During my darshan, I noticed that the architectural features of this temple resemble those of the Tirupati Tirumala temple. The exquisite idol of Sri Rajadhiraja Govinda is also a replica of Lord Balaji. Many saint-poets like Annamacharya have sung kirtanas in praise of Lord Venkateshwara of Tirumala. The same Lord has now descended on this Vaikuntha Hill to receive our worship and bestow His blessings.
I am confident that this temple will emerge as a modern-day pilgrimage point, and will attract a large number of devotees. It is good to see that arrangements have been made to accommodate about 5,000 visitors to comfortably wait for their turn. Moreover, there will be an Annadaan hall where free meals will be served to all the devotees. All the donors should be thanked for their generous contribution to this project.
All this has been made possible by the blessings of Srila Prabhupada, and efforts of Sri Madhu Pandit Dasa. With his spiritual strength and exemplary leadership, he is giving shape to many of Srila Prabhupada’s dreams.

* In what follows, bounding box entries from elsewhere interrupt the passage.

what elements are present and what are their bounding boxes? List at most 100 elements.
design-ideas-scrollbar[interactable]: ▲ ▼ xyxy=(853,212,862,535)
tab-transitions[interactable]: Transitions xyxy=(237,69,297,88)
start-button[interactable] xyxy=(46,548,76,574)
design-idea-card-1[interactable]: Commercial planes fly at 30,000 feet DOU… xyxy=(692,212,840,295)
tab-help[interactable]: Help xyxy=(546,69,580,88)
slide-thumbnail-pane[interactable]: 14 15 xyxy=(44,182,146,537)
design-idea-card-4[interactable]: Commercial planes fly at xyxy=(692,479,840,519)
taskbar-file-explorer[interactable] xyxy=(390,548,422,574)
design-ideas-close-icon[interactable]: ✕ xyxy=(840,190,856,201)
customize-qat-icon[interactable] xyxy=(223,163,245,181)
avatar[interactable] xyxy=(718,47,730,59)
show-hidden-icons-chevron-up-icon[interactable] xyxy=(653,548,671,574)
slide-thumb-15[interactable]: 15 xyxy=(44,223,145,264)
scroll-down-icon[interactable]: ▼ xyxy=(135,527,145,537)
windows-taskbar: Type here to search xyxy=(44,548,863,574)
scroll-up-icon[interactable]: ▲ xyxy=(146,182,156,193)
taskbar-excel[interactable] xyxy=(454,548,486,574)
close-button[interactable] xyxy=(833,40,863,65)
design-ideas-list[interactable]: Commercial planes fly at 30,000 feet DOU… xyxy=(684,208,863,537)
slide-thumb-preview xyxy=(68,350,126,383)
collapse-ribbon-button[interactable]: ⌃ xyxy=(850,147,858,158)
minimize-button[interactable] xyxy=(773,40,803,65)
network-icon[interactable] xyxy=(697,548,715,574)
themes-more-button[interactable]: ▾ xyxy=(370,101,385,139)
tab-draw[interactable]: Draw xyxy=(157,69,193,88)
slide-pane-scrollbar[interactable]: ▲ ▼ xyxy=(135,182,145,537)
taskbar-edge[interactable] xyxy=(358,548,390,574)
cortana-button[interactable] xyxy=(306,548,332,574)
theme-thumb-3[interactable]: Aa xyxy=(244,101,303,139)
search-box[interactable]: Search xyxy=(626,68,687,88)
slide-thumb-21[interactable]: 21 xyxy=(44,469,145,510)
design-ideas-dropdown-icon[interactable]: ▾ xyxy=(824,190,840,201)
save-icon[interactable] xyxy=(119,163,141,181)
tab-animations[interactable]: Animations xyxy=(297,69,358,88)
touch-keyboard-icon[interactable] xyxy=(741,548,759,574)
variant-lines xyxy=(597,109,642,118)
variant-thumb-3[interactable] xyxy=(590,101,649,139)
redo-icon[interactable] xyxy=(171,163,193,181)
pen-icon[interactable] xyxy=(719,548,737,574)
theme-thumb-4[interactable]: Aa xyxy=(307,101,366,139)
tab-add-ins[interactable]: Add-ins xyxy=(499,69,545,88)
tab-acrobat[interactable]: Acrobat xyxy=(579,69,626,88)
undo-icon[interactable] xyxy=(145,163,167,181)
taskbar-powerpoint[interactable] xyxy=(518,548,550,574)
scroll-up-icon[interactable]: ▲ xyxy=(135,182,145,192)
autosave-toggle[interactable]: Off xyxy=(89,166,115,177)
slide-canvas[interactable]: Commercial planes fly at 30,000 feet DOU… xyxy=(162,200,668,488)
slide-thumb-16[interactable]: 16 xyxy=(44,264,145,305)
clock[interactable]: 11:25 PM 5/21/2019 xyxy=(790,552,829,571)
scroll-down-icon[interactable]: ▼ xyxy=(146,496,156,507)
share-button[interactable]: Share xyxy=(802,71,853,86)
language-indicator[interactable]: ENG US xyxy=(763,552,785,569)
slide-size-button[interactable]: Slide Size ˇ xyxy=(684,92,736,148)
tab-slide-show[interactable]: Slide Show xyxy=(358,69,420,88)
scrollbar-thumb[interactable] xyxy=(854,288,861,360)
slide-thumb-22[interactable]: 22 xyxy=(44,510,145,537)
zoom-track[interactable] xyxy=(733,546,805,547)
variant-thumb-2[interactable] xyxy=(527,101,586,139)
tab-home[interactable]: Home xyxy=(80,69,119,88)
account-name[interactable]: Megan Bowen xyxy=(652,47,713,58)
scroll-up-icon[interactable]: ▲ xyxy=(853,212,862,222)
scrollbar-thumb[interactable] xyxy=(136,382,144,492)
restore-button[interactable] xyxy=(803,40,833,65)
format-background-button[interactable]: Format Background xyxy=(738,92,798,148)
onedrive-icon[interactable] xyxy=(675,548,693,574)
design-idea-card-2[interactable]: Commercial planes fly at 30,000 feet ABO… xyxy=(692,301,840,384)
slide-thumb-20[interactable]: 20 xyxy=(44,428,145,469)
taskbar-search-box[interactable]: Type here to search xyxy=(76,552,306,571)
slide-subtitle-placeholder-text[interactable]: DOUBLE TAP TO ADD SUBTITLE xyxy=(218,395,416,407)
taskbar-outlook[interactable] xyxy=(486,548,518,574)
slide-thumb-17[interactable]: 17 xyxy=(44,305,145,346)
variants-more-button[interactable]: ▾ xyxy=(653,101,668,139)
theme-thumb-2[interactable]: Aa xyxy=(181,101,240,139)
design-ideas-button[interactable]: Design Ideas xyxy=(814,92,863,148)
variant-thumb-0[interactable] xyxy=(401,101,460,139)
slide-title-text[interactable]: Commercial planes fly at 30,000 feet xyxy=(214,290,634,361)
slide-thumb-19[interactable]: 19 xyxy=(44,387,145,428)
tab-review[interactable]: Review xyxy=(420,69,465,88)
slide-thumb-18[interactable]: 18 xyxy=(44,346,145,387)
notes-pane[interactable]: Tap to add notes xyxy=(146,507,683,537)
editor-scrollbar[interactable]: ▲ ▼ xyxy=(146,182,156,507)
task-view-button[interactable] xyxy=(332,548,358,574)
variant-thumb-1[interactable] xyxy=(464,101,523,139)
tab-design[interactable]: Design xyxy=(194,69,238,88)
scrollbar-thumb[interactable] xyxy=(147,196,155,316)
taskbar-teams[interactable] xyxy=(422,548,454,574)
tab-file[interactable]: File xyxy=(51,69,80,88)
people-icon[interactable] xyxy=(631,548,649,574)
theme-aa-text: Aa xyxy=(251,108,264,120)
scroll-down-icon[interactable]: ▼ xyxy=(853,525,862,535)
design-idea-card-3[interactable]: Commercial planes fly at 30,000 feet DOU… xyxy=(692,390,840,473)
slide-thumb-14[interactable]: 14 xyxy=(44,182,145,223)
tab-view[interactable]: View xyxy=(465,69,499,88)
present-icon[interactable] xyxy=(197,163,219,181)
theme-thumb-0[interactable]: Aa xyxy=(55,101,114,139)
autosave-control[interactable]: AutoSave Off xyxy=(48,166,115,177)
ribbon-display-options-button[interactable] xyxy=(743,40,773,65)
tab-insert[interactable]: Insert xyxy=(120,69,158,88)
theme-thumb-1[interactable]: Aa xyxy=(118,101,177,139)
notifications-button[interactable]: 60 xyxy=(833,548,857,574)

ISKCON Bengaluru has made a positive difference in the lives of lakhs of people for the last 25 years. A barren hillock has been transformed into the magnificent ISKCON Sri Radha Krishna Mandir at Hare Krishna Hill due to the hard work and determination of the devotees. It was there that the Akshaya Patra Foundation, the world’s largest NGO-run school lunch programme, was born. This movement was inspired by Srila Prabhupada’s wish that nobody, especially no child, should go hungry within a ten-mile radius of a Krishna temple. This initiative feeds fresh, nutritious mid-day meals to over 18 lakh children in government schools across the country every day. During the pandemic, I am told Akshaya Patra and its supporting organisations also provided over 25 crore meals to the distressed people. Such humanitarian assistance interventions have benefitted all sections of society.
My best wishes to Sri Madhu Pandit Dasa and the dedicated members of ISKCON Bengaluru for their religious and humanitarian initiatives in the coming years. I also wish them success with the upcoming Vrindavan Chandrodaya Mandir project in Vrindavan.
In conclusion, let me quote what Arjuna says in conclusion of the Gita:
नष्टो मोहः स्मृति: लब्धा त्वत्प्रसादात् मयाच्युत।
स्थितोऽस्मि गतसन्देहः करिष्ये वचनं तवII
It means, in Srila Prabhupada’s words, that “my illusion is now gone. I have regained my memory by Your mercy, and I am now firm and free from doubt and am prepared to act according to Your instructions.”
Ladies and Gentlemen,
Let us all strive to become firm and free from doubt and prepared to act according to His instructions. May Sri Rajadhiraja Govinda shower His blessings upon all of us!